Оби-Ван отвел взгляд, разглаживая рукой одеяло. На этот вопрос не было правильного ответа.
– Я заталкиваю их поглубже, – еле слышно произнес он. – Это… очень сложно.
Оби-Ван снова сглотнул. Он чувствовал нежность, совершенно не подходящую для подобного эксперимента, который должен был просто дать выход его застарелому желанию. Он знал, что любил Квай-Гона, знал давно, и теперь отчаянно гадал, что из этого выйдет.
– Оби-Ван, – мастер наклонил голову, чтобы поймать его взгляд. – Как давно у тебя эти чувства?
– Я люблю его с пятнадцати лет, – ответил он, и глаза Квай-Гона потеплели.

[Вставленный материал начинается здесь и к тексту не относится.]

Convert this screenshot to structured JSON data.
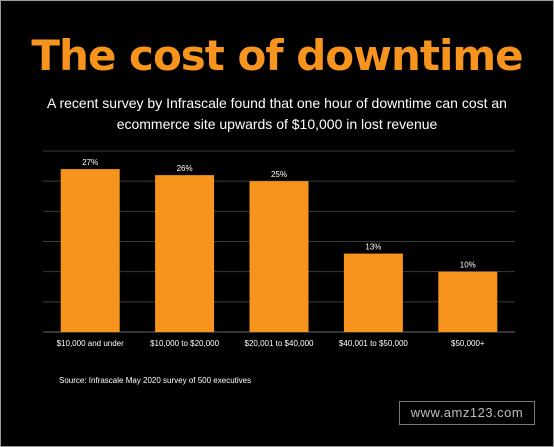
{
  "title": "The cost of downtime",
  "subtitle": "A recent survey by Infrascale found that one hour of downtime can cost an ecommerce site upwards of $10,000 in lost revenue",
  "source": "Source: Infrascale May 2020 survey of 500 executives",
  "watermark": "www.amz123.com",
  "colors": {
    "background": "#000000",
    "bar": "#f7941d",
    "title": "#f7941d",
    "gridline": "#3a3a3a",
    "text": "#ffffff"
  },
  "chart_data": {
    "type": "bar",
    "title": "The cost of downtime",
    "categories": [
      "$10,000 and under",
      "$10,000 to $20,000",
      "$20,001 to $40,000",
      "$40,001 to $50,000",
      "$50,000+"
    ],
    "values": [
      27,
      26,
      25,
      13,
      10
    ],
    "data_labels": [
      "27%",
      "26%",
      "25%",
      "13%",
      "10%"
    ],
    "ylim": [
      0,
      30
    ],
    "grid": true,
    "legend": "none",
    "xlabel": "",
    "ylabel": ""
  }
}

– Семь лет ты любишь кого-то и даже словом не обмолвился, – озадаченно проговорил Квай-Гон.
– Да, Мастер, – пробормотал он, более не в состоянии думать рационально, разрываясь между противоречивыми чувствами, о которых говорил Квай-Гон, и ощущением его горячего тела под собой.
– А если бы тогда у тебя был шанс? – спросил Квай-Гон, голос мастера оставался все таким же ровным. Оби-Ван вопросительно посмотрел на него. – Сегодня вечером, когда ты исступленно расхаживал по комнате, эманируя на весь Храм потоки неудержимой страсти, которую ощутил бы любой минимально восприимчивый к Силе, – чуть поддразнил он, и Оби-Ван снова вспыхнул и уткнулся в него лицом, но Квай-Гон приподнял его за подбородок и, глядя в глаза, мягко и ласково спросил, почти прошептал: – Что бы ты сделал, будь у тебя шанс?
В дополнение к своим словам Квай-Гон, как делал уже неоднократно, вспомнил беспокойство падавана и дал ему почувствовать его через учебную связь. Оби-Ван вновь ощутил прежнее требовательное желание и злую готовность к добровольному отречению.
Оби-Ван помрачнел: воспоминания о годах… о семи годах иногда мучительного, иногда сладкого желания застали его врасплох, и он тотчас вспомнил – словно яркие вспышки пронеслись перед его глазами образы: Квай-Гон в зале для тренировок («Я хотел бы просто коснуться его»), в зале Совета («Он такой сильный… Я хочу…»), на задании («Неоднозначный, доводящий до белого каления, безумно красивый»). Его член запульсировал с новой силой, когда Оби-Ван заново в красках представил, как хотел Квай-Гона и как отказывал себе в этом. Он вжался бедром в Квай-Гона и издал звук, похожий не то на мурлыканье, не то на вздох.